Tuesday, April 8, 2008

On Shane Claiborne

I'm racing through Claiborne's Irresistible Revolution (note, I'm not making it so quickly through John Goldingay's Israel's Theology, and for the record, I'm also rereading The Shipping News and some Flannery O'Connor short stories, so as not to shortchange the fiction world.)

I want to get back in future posts to Claiborne's book itself, but today I am wondering why I feel defensive about Shane Claiborne. I applaud, I approve, I'm with love with what he's doing in living in friendship with the poor in the Simple Way community in Philadephia.

Yet I find myself thinking, but but but but ... He can do it because he started so young, because he "got it" so young. He was working with Mother Teresa in Calcutta as a college student while I was wandering around cluelessly. When I "got it," I was already on the path of the suburban, materialist life. I also find myself thinking, but, but, but ... Shane is apparently an extrovert. I'm an introvert. I love people, but derive my energy from being alone. Shane, at least as he portrays himself, seems to thrive when he's around people. So, I think, it's easier for him to be out there, tending the dying in India or dancing in the park with the poor kids of Philadelphia.

All my thoughts are true: A person who "gets it" later than life is going to have a harder time living the faith with the transparent purity of a Claiborne. A person who is more introverted is going to be a somewhat different part of the body of Christ.

Claiborne follows the Way, as he calls it, so classically, so purely, so as we --or I --want the script to look that one wonders: Why am I not doing that? Obviously that's the question he wants to raise in people's mind.

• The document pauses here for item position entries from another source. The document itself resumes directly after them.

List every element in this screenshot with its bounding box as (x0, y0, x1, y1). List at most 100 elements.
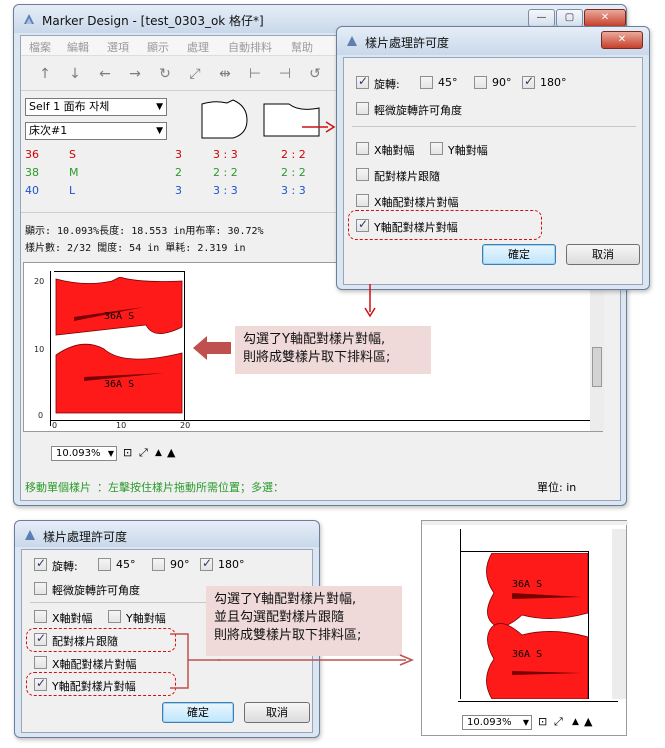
zoom-select[interactable]: 10.093% ▼ (51, 446, 117, 461)
flip-vertical-icon[interactable]: ⤢ (185, 65, 205, 83)
move-left-icon[interactable]: ← (95, 65, 115, 83)
menu-file[interactable]: 檔案 (29, 39, 51, 55)
x-pair-align-checkbox[interactable] (34, 656, 47, 669)
pair-follow-label: 配對樣片跟隨 (374, 170, 440, 183)
menu-process[interactable]: 處理 (187, 39, 209, 55)
x-pair-align-label: X軸配對樣片對幅 (52, 658, 137, 671)
y-align-label: Y軸對幅 (126, 612, 166, 625)
pair-follow-checkbox[interactable] (356, 168, 369, 181)
deg180-label: 180° (540, 76, 567, 89)
scroll-thumb[interactable] (592, 347, 602, 387)
mountain-small-icon[interactable]: ▲ (572, 717, 579, 727)
piece-label: 36A S (104, 311, 135, 322)
x-align-label: X軸對幅 (374, 144, 415, 157)
preview-pieces[interactable] (462, 553, 588, 699)
stats-line-1: 顯示: 10.093%長度: 18.553 in用布率: 30.72% (25, 226, 264, 237)
deg90-checkbox[interactable] (152, 558, 165, 571)
y-align-checkbox[interactable] (108, 610, 121, 623)
status-hint: 移動單個樣片 (25, 481, 91, 494)
zoom-select[interactable]: 10.093% ▼ (462, 715, 532, 730)
size-num: 38 (25, 166, 39, 179)
fit-icon[interactable]: ⊡ (123, 446, 132, 459)
deg45-label: 45° (116, 558, 136, 571)
vertical-scrollbar[interactable] (612, 529, 626, 699)
deg90-label: 90° (492, 76, 512, 89)
deg90-checkbox[interactable] (474, 76, 487, 89)
bed-select[interactable]: 床次#1 ▼ (25, 122, 167, 140)
app-icon (25, 530, 35, 540)
ok-button[interactable]: 確定 (482, 244, 556, 265)
menu-auto-marker[interactable]: 自動排料 (228, 39, 272, 55)
menu-edit[interactable]: 編輯 (67, 39, 89, 55)
size-name: L (69, 184, 76, 197)
expand-icon[interactable]: ⤢ (554, 715, 563, 729)
divider (30, 602, 220, 603)
ok-button[interactable]: 確定 (162, 702, 234, 723)
fabric-select[interactable]: Self 1 面布 자체 ▼ (25, 98, 167, 116)
size-ratio-a: 2 : 2 (213, 166, 238, 179)
x-align-checkbox[interactable] (356, 142, 369, 155)
fit-icon[interactable]: ⊡ (538, 715, 547, 728)
dialog-titlebar[interactable]: 樣片處理許可度 (15, 521, 319, 547)
cancel-button[interactable]: 取消 (566, 244, 640, 265)
y-align-checkbox[interactable] (430, 142, 443, 155)
x-align-checkbox[interactable] (34, 610, 47, 623)
h-tick-label: 20 (180, 421, 191, 430)
status-unit: 單位: in (537, 481, 577, 494)
marker-pieces[interactable] (54, 277, 184, 417)
callout-bottom-line-2: 並且勾選配對樣片跟隨 (214, 610, 345, 625)
v-tick-label: 20 (34, 277, 45, 286)
size-name: M (69, 166, 79, 179)
menu-help[interactable]: 幫助 (291, 39, 313, 55)
slight-rotation-checkbox[interactable] (356, 102, 369, 115)
rotate-checkbox[interactable] (34, 556, 47, 571)
fabric-top-edge (54, 271, 184, 272)
align-left-icon[interactable]: ⊢ (245, 65, 265, 83)
mountain-small-icon[interactable]: ▲ (155, 448, 162, 458)
close-button[interactable]: ✕ (584, 9, 626, 27)
align-right-icon[interactable]: ⊣ (275, 65, 295, 83)
deg45-checkbox[interactable] (98, 558, 111, 571)
deg180-checkbox[interactable] (200, 556, 213, 571)
move-down-icon[interactable]: ↓ (65, 65, 85, 83)
slight-rotation-checkbox[interactable] (34, 582, 47, 595)
y-pair-align-checkbox[interactable] (356, 217, 369, 232)
zoom-value: 10.093% (467, 717, 512, 728)
main-window-title: Marker Design - [test_0303_ok 格仔*] (42, 14, 264, 28)
rotate-label: 旋轉: (374, 78, 400, 91)
bed-select-value: 床次#1 (29, 124, 68, 137)
menu-view[interactable]: 顯示 (147, 39, 169, 55)
deg90-label: 90° (170, 558, 190, 571)
deg180-label: 180° (218, 558, 245, 571)
callout-bottom: 勾選了Y軸配對樣片對幅, 並且勾選配對樣片跟隨 則將成雙樣片取下排料區; (206, 586, 402, 656)
fabric-select-value: Self 1 面布 자체 (29, 100, 110, 113)
vertical-ruler: 20 10 0 (24, 263, 54, 431)
rotate-icon[interactable]: ↻ (155, 65, 175, 83)
expand-icon[interactable]: ⤢ (139, 446, 148, 460)
rotate-checkbox[interactable] (356, 74, 369, 89)
menu-options[interactable]: 選項 (107, 39, 129, 55)
pair-follow-checkbox[interactable] (34, 631, 47, 646)
maximize-button[interactable]: ▢ (556, 9, 583, 27)
deg45-checkbox[interactable] (420, 76, 433, 89)
size-qty: 2 (175, 166, 182, 179)
cancel-button[interactable]: 取消 (244, 702, 310, 723)
minimize-button[interactable]: — (528, 9, 555, 27)
size-ratio-b: 3 : 3 (281, 184, 306, 197)
fabric-end-line (588, 551, 589, 699)
move-right-icon[interactable]: → (125, 65, 145, 83)
pair-rotate-icon[interactable]: ↺ (305, 65, 325, 83)
dialog-close-button[interactable]: ✕ (601, 31, 643, 49)
x-pair-align-checkbox[interactable] (356, 194, 369, 207)
deg180-checkbox[interactable] (522, 74, 535, 89)
piece-thumbnail-front[interactable] (199, 98, 251, 140)
flip-horizontal-icon[interactable]: ⇹ (215, 65, 235, 83)
dialog-titlebar[interactable]: 樣片處理許可度 ✕ (337, 27, 649, 55)
pointer-arrow-icon (302, 121, 336, 133)
mountain-large-icon[interactable]: ▲ (584, 715, 592, 728)
slight-rotation-label: 輕微旋轉許可角度 (52, 584, 140, 597)
move-up-icon[interactable]: ↑ (35, 65, 55, 83)
mountain-large-icon[interactable]: ▲ (167, 446, 175, 459)
size-ratio-b: 2 : 2 (281, 166, 306, 179)
y-pair-align-checkbox[interactable] (34, 676, 47, 691)
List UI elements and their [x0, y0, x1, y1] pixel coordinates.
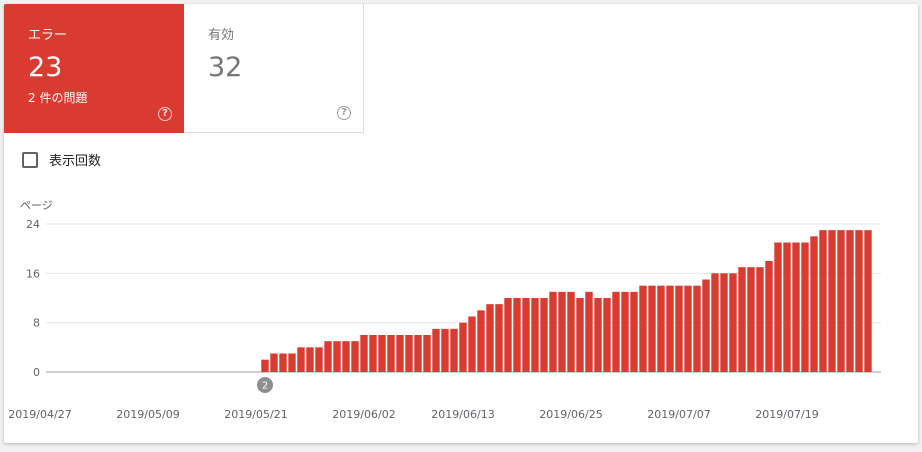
x-tick-label: 2019/04/27 — [8, 408, 71, 421]
bar[interactable] — [405, 335, 413, 372]
bar[interactable] — [279, 353, 287, 373]
annotation-label: 2 — [262, 381, 268, 392]
bar[interactable] — [342, 341, 350, 372]
bar[interactable] — [324, 341, 332, 372]
bar[interactable] — [639, 285, 647, 372]
bar[interactable] — [459, 322, 467, 372]
y-tick-label: 0 — [33, 366, 40, 379]
bar[interactable] — [351, 341, 359, 372]
y-axis-label: ページ — [20, 199, 53, 212]
bar[interactable] — [576, 298, 584, 372]
bar[interactable] — [720, 273, 728, 372]
bar[interactable] — [441, 328, 449, 372]
bar[interactable] — [558, 291, 566, 372]
bar[interactable] — [837, 230, 845, 372]
bar[interactable] — [513, 298, 521, 372]
bar[interactable] — [522, 298, 530, 372]
bar[interactable] — [792, 242, 800, 373]
bar[interactable] — [549, 291, 557, 372]
pages-bar-chart: ページ 0 8 16 24 2019/04/27 2019/05/09 2019/05/21… — [8, 199, 881, 421]
bar[interactable] — [504, 298, 512, 372]
bar[interactable] — [387, 335, 395, 372]
bar[interactable] — [702, 279, 710, 373]
bar[interactable] — [666, 285, 674, 372]
x-tick-label: 2019/06/02 — [332, 408, 395, 421]
bar[interactable] — [360, 335, 368, 372]
bar[interactable] — [423, 335, 431, 372]
bar[interactable] — [810, 236, 818, 372]
bar[interactable] — [477, 310, 485, 372]
bar[interactable] — [621, 291, 629, 372]
bar[interactable] — [540, 298, 548, 372]
bar[interactable] — [864, 230, 872, 372]
bar[interactable] — [855, 230, 863, 372]
bar[interactable] — [630, 291, 638, 372]
bar[interactable] — [801, 242, 809, 373]
bar[interactable] — [333, 341, 341, 372]
x-tick-label: 2019/06/25 — [539, 408, 602, 421]
index-coverage-card: エラー 23 2 件の問題 ? 有効 32 ? 表示回数 ページ 0 8 16 24 2… — [4, 4, 918, 443]
bar[interactable] — [675, 285, 683, 372]
bar[interactable] — [648, 285, 656, 372]
bar[interactable] — [657, 285, 665, 372]
bar[interactable] — [846, 230, 854, 372]
bar[interactable] — [396, 335, 404, 372]
bar[interactable] — [684, 285, 692, 372]
annotations: 2 — [257, 377, 273, 393]
x-tick-label: 2019/06/13 — [431, 408, 494, 421]
bar[interactable] — [567, 291, 575, 372]
bar[interactable] — [828, 230, 836, 372]
y-tick-label: 24 — [26, 218, 40, 231]
bar[interactable] — [288, 353, 296, 373]
bars — [261, 230, 872, 373]
bar[interactable] — [819, 230, 827, 372]
bar[interactable] — [261, 359, 269, 372]
bar[interactable] — [378, 335, 386, 372]
bar[interactable] — [783, 242, 791, 373]
bar[interactable] — [486, 304, 494, 372]
bar[interactable] — [306, 347, 314, 372]
bar[interactable] — [369, 335, 377, 372]
bar[interactable] — [432, 328, 440, 372]
bar[interactable] — [270, 353, 278, 373]
bar[interactable] — [747, 267, 755, 372]
bar[interactable] — [450, 328, 458, 372]
bar[interactable] — [297, 347, 305, 372]
bar[interactable] — [729, 273, 737, 372]
x-tick-label: 2019/07/07 — [647, 408, 710, 421]
bar[interactable] — [495, 304, 503, 372]
bar[interactable] — [414, 335, 422, 372]
bar[interactable] — [315, 347, 323, 372]
bar[interactable] — [693, 285, 701, 372]
bar[interactable] — [612, 291, 620, 372]
x-tick-label: 2019/05/21 — [224, 408, 287, 421]
x-tick-label: 2019/07/19 — [755, 408, 818, 421]
bar[interactable] — [531, 298, 539, 372]
bar[interactable] — [594, 298, 602, 372]
bar[interactable] — [765, 261, 773, 372]
y-tick-label: 8 — [33, 317, 40, 330]
bar[interactable] — [585, 291, 593, 372]
bar[interactable] — [738, 267, 746, 372]
y-tick-label: 16 — [26, 267, 40, 280]
bar[interactable] — [468, 316, 476, 373]
bar[interactable] — [711, 273, 719, 372]
bar[interactable] — [603, 298, 611, 372]
bar[interactable] — [774, 242, 782, 373]
bar[interactable] — [756, 267, 764, 372]
x-tick-label: 2019/05/09 — [116, 408, 179, 421]
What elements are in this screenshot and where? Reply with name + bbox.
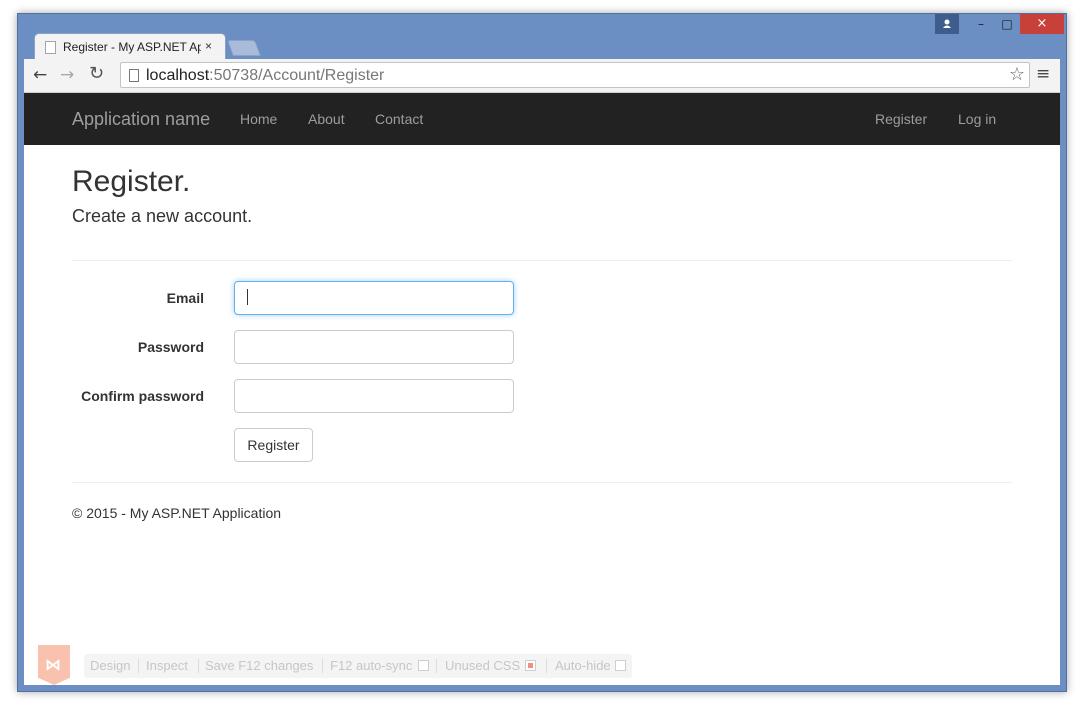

What the book needs to become, at least for me, is an encouragement to throw out all the scripts, even THAT script. A script is often about trying to work things out from the outside in, whereas as the unique (and I use that word deliberately) script for each of our lives grows from the inside out. A script is about getting to right place on the stage to meet God: but God meets us where we are (even if sometimes where we are is moving to a new place, physically or otherwise). So my question to myself --and others-- is how do we take the message of living into a new culture that's healthier and more compassionate than the dominant culture and work it out from where we are?

1 comment:

Anonymous said...

I'm a big Claiborne fan as well, I'm working on his new book and am really enjoying it. It's similar to McLaren's Secret Message of Jesus only better.